An Atos spokeswoman said: “We don’t comment on HR [human resources] issues or on individuals. When any HR issue arises we act very swiftly to take the appropriate action.

“There are rigorous checks within the system, with both a rolling and random audit process for our doctors, nurses and physiotherapists.

“We do not make the decision on benefit entitlement and will re-do any assessment that is sent back to us by the decision-makers at DWP before a decision on benefit has been reached.”

When asked if Atos would review all of Macbean’s assessments in the light of her sacking, the spokeswoman said her work would already have been audited as part of normal procedures.

She said: “People dislike the company and the people who work for us. That might skew their judgment on people.

“You are missing what has been happening over the last two or three years. Vilifying every doctor or nurse who works for Atos is unhelpful to them and the people who come in and see them.

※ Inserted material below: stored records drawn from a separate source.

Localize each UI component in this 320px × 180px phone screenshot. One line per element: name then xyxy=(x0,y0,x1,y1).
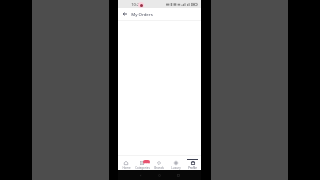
button[interactable]: NEW xyxy=(134,155,150,170)
button[interactable]: Profile xyxy=(184,155,201,170)
staticText: My Orders xyxy=(131,11,153,17)
button[interactable]: Recent apps xyxy=(175,172,182,179)
staticText: Luxury xyxy=(171,166,181,170)
button[interactable]: Home xyxy=(156,172,163,179)
staticText: Home xyxy=(122,166,131,170)
button[interactable]: Brands xyxy=(150,155,167,170)
staticText: Profile xyxy=(188,166,197,170)
button[interactable]: Home xyxy=(118,155,134,170)
staticText: 10:26 xyxy=(131,2,142,8)
staticText: Brands xyxy=(154,166,164,170)
staticText: NEW xyxy=(144,161,150,164)
button[interactable]: Back xyxy=(121,10,128,17)
staticText: Categories xyxy=(135,166,150,170)
button[interactable]: Luxury xyxy=(167,155,184,170)
button[interactable]: Back xyxy=(137,172,144,179)
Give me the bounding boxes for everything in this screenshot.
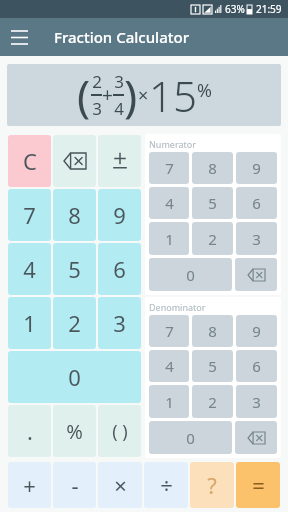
button[interactable]: 1 <box>149 222 189 255</box>
button[interactable]: ? <box>190 462 234 508</box>
staticText: % <box>197 78 212 103</box>
button[interactable]: 3 <box>98 297 141 349</box>
button[interactable]: 7 <box>8 189 51 241</box>
button[interactable]: Denominator backspace <box>235 421 277 454</box>
staticText: Denominator <box>149 301 206 313</box>
staticText: 0 <box>68 362 81 392</box>
button[interactable]: 0 <box>149 258 232 291</box>
button[interactable]: 4 <box>149 350 189 382</box>
staticText: 1 <box>165 229 174 249</box>
button[interactable]: = <box>236 462 280 508</box>
staticText: 3 <box>113 308 126 338</box>
staticText: 2 <box>92 70 102 93</box>
staticText: + <box>23 470 36 500</box>
button[interactable]: 6 <box>236 187 277 219</box>
staticText: 7 <box>165 321 174 341</box>
button[interactable]: 9 <box>236 315 277 347</box>
button[interactable]: . <box>8 405 51 457</box>
button[interactable]: 5 <box>53 243 96 295</box>
staticText: ) <box>124 65 138 125</box>
staticText: 7 <box>165 158 174 178</box>
staticText: 8 <box>68 200 81 230</box>
staticText: 5 <box>208 356 217 376</box>
button[interactable]: 5 <box>192 187 233 219</box>
staticText: 6 <box>252 356 261 376</box>
button[interactable]: 4 <box>8 243 51 295</box>
button[interactable]: 2 <box>192 222 233 255</box>
button[interactable]: ( ) <box>98 405 141 457</box>
staticText: 0 <box>186 265 195 285</box>
button[interactable]: 7 <box>149 315 189 347</box>
staticText: 9 <box>113 200 126 230</box>
staticText: . <box>27 416 33 446</box>
button[interactable]: ÷ <box>144 462 188 508</box>
staticText: 0 <box>186 428 195 448</box>
staticText: 15 <box>149 67 197 124</box>
button[interactable]: 1 <box>8 297 51 349</box>
staticText: ? <box>207 470 217 500</box>
button[interactable]: 0 <box>8 351 141 403</box>
staticText: 4 <box>165 356 174 376</box>
button[interactable]: 5 <box>192 350 233 382</box>
staticText: Fraction Calculator <box>54 27 189 47</box>
staticText: 5 <box>208 193 217 213</box>
staticText: 8 <box>208 158 217 178</box>
button[interactable]: 8 <box>192 315 233 347</box>
button[interactable]: 4 <box>149 187 189 219</box>
staticText: = <box>252 470 265 500</box>
staticText: Numerator <box>149 138 196 150</box>
staticText: 4 <box>114 97 124 120</box>
staticText: 2 <box>208 392 217 412</box>
staticText: 3 <box>114 70 124 93</box>
staticText: 2 <box>68 308 81 338</box>
staticText: ÷ <box>160 470 173 500</box>
button[interactable]: + <box>8 462 51 508</box>
staticText: 3 <box>92 97 102 120</box>
button[interactable]: 1 <box>149 385 189 418</box>
button[interactable]: Numerator backspace <box>235 258 277 291</box>
staticText: 1 <box>165 392 174 412</box>
staticText: - <box>71 470 79 500</box>
button[interactable]: 0 <box>149 421 232 454</box>
button[interactable]: 2 <box>192 385 233 418</box>
button[interactable]: 9 <box>236 152 277 184</box>
staticText: 6 <box>252 193 261 213</box>
staticText: 1 <box>23 308 36 338</box>
button[interactable]: 8 <box>53 189 96 241</box>
button[interactable]: 2 <box>53 297 96 349</box>
staticText: 21:59 <box>256 2 282 16</box>
staticText: × <box>114 470 127 500</box>
button[interactable]: Menu <box>0 18 38 56</box>
button[interactable]: - <box>53 462 96 508</box>
button[interactable]: × <box>98 462 142 508</box>
button[interactable]: 6 <box>98 243 141 295</box>
button[interactable]: Backspace <box>53 135 96 187</box>
staticText: 7 <box>23 200 36 230</box>
staticText: 4 <box>165 193 174 213</box>
button[interactable]: C <box>8 135 51 187</box>
staticText: C <box>23 146 37 176</box>
staticText: ( <box>77 65 91 125</box>
staticText: ( ) <box>112 419 128 444</box>
button[interactable]: 3 <box>236 385 277 418</box>
staticText: 5 <box>68 254 81 284</box>
button[interactable]: 7 <box>149 152 189 184</box>
button[interactable]: Plus minus <box>98 135 141 187</box>
staticText: 3 <box>252 229 261 249</box>
button[interactable]: % <box>53 405 96 457</box>
staticText: 6 <box>113 254 126 284</box>
staticText: × <box>138 83 149 108</box>
button[interactable]: 6 <box>236 350 277 382</box>
staticText: 8 <box>208 321 217 341</box>
staticText: 3 <box>252 392 261 412</box>
staticText: 9 <box>252 158 261 178</box>
staticText: 63% <box>225 2 245 16</box>
staticText: 4 <box>23 254 36 284</box>
staticText: 2 <box>208 229 217 249</box>
button[interactable]: 9 <box>98 189 141 241</box>
staticText: + <box>102 82 113 108</box>
staticText: % <box>66 418 83 445</box>
button[interactable]: 8 <box>192 152 233 184</box>
button[interactable]: 3 <box>236 222 277 255</box>
staticText: 9 <box>252 321 261 341</box>
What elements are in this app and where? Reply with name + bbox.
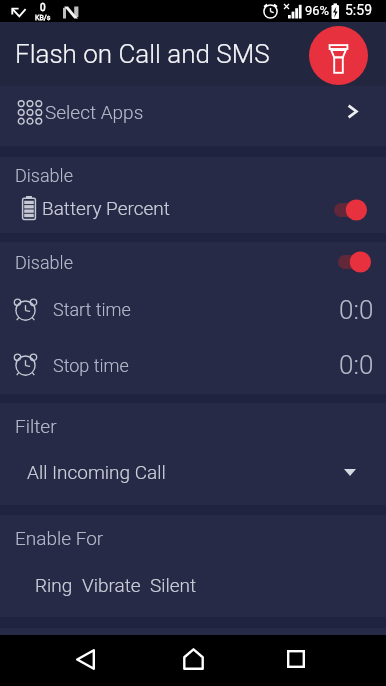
button[interactable]: Stop time [0,337,386,393]
button[interactable]: All Incoming Call [0,449,386,495]
button[interactable]: Back [61,635,109,683]
button[interactable]: Silent [150,574,197,596]
button[interactable]: Ring [35,574,73,596]
staticText: Stop time [53,355,129,376]
button[interactable]: Home [169,635,217,683]
staticText: 0:0 [339,350,374,380]
staticText: 0 [40,2,46,14]
staticText: 0:0 [339,295,374,325]
button[interactable]: Select Apps [0,84,386,139]
button[interactable]: Start time [0,282,386,337]
staticText: Enable For [15,527,104,549]
staticText: Select Apps [45,101,144,123]
staticText: Battery Percent [42,197,170,219]
staticText: KB/s [35,14,51,22]
staticText: Disable [15,165,73,186]
button[interactable]: Toggle flashlight [309,26,368,85]
staticText: Start time [53,299,131,320]
staticText: Flash on Call and SMS [15,39,270,69]
button[interactable]: Battery Percent [0,188,386,228]
button[interactable]: Recent apps [272,635,320,683]
staticText: Disable [15,252,73,273]
staticText: All Incoming Call [27,461,166,483]
button[interactable]: Vibrate [82,574,141,596]
staticText: 5:59 [345,2,372,18]
staticText: Filter [15,415,57,437]
button[interactable]: Disable [0,242,386,282]
staticText: 96% [305,3,330,18]
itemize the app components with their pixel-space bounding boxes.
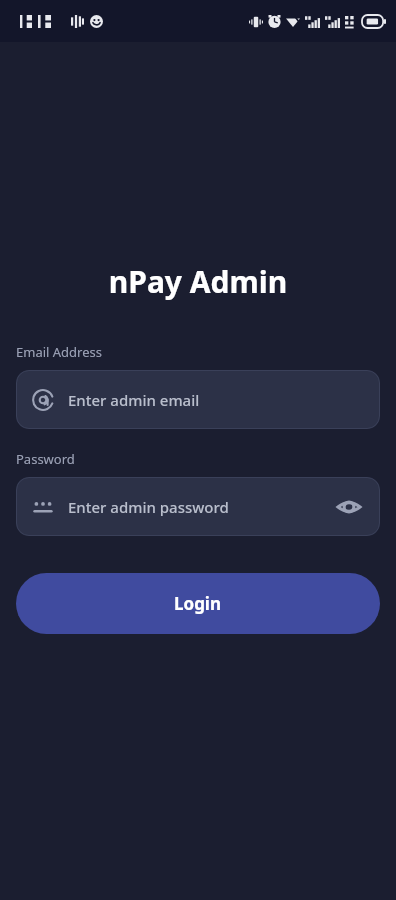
- staticText: Email Address: [16, 343, 102, 361]
- button[interactable]: Enter admin email: [16, 370, 380, 429]
- staticText: Login: [174, 592, 222, 615]
- staticText: Enter admin email: [68, 390, 364, 410]
- staticText: Password: [16, 450, 75, 468]
- button[interactable]: Show password: [334, 492, 364, 522]
- staticText: nPay Admin: [16, 261, 380, 302]
- staticText: Enter admin password: [68, 497, 334, 517]
- button[interactable]: Login: [16, 573, 380, 634]
- button[interactable]: Enter admin password: [16, 477, 380, 536]
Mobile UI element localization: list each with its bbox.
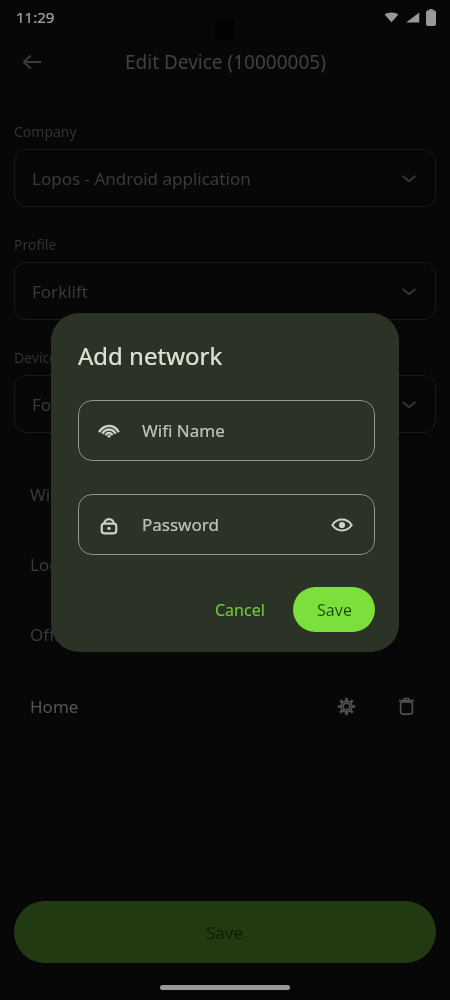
staticText: 11:29 xyxy=(16,7,55,27)
staticText: Forklift small xyxy=(32,393,400,416)
button[interactable]: Home xyxy=(0,679,450,733)
button[interactable]: Settings xyxy=(326,686,366,726)
staticText: Wifi networks xyxy=(30,483,139,506)
button[interactable]: Back xyxy=(10,40,54,84)
button[interactable]: Wifi Name xyxy=(78,400,375,461)
staticText: Edit Device (10000005) xyxy=(125,49,326,75)
button[interactable]: Delete xyxy=(386,686,426,726)
button[interactable]: Save xyxy=(293,587,375,632)
staticText: Add network xyxy=(78,339,223,372)
button[interactable]: Forklift small xyxy=(14,375,436,433)
staticText: Home xyxy=(30,695,326,718)
button[interactable]: Offline mode xyxy=(0,599,450,669)
button[interactable]: Wifi networks xyxy=(0,459,450,529)
staticText: Company xyxy=(14,122,77,141)
staticText: Password xyxy=(142,513,327,536)
button[interactable]: Password xyxy=(78,494,375,555)
staticText: Save xyxy=(317,599,352,621)
staticText: Offline mode xyxy=(30,623,135,646)
button[interactable]: Cancel xyxy=(201,589,279,631)
staticText: Save xyxy=(206,921,244,944)
staticText: Device type xyxy=(14,348,90,367)
button[interactable]: Forklift xyxy=(14,262,436,320)
button[interactable]: Location tracking xyxy=(0,529,450,599)
staticText: Cancel xyxy=(215,599,265,621)
staticText: Profile xyxy=(14,235,57,254)
button[interactable]: Save xyxy=(14,901,436,963)
button[interactable]: Lopos - Android application xyxy=(14,149,436,207)
staticText: Location tracking xyxy=(30,553,168,576)
staticText: Forklift xyxy=(32,280,400,303)
button[interactable]: Show password xyxy=(327,510,357,540)
staticText: Lopos - Android application xyxy=(32,167,400,190)
staticText: Wifi Name xyxy=(142,419,357,442)
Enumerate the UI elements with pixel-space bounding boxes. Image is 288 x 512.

“We know she was drunk on one occasion at work, for which she was fired, and that is all I am going to say.”

Asked again if she was going to say whether Atos would review all of Macbean’s assessments, she said: “I am not.”

A DWP spokesman said: “It’s not appropriate for us to comment on an individual case – management of individual HCPs [healthcare professionals] is the responsibility of our provider, Atos.

“However, as part of the monitoring of HCP performance, all Atos HCPs are subject to audit of their work and if and when concerns emerge these will be flagged and dealt with as appropriate.

“People already have the right to provide more medical information and ask for a reconsideration, or to appeal to an independent tribunal. Anyone placed in the work-related activity group will have a date set for their claim to be reviewed.”

An NMC spokeswoman said Macbean was still suspended and that the first review of her case would take place early next year.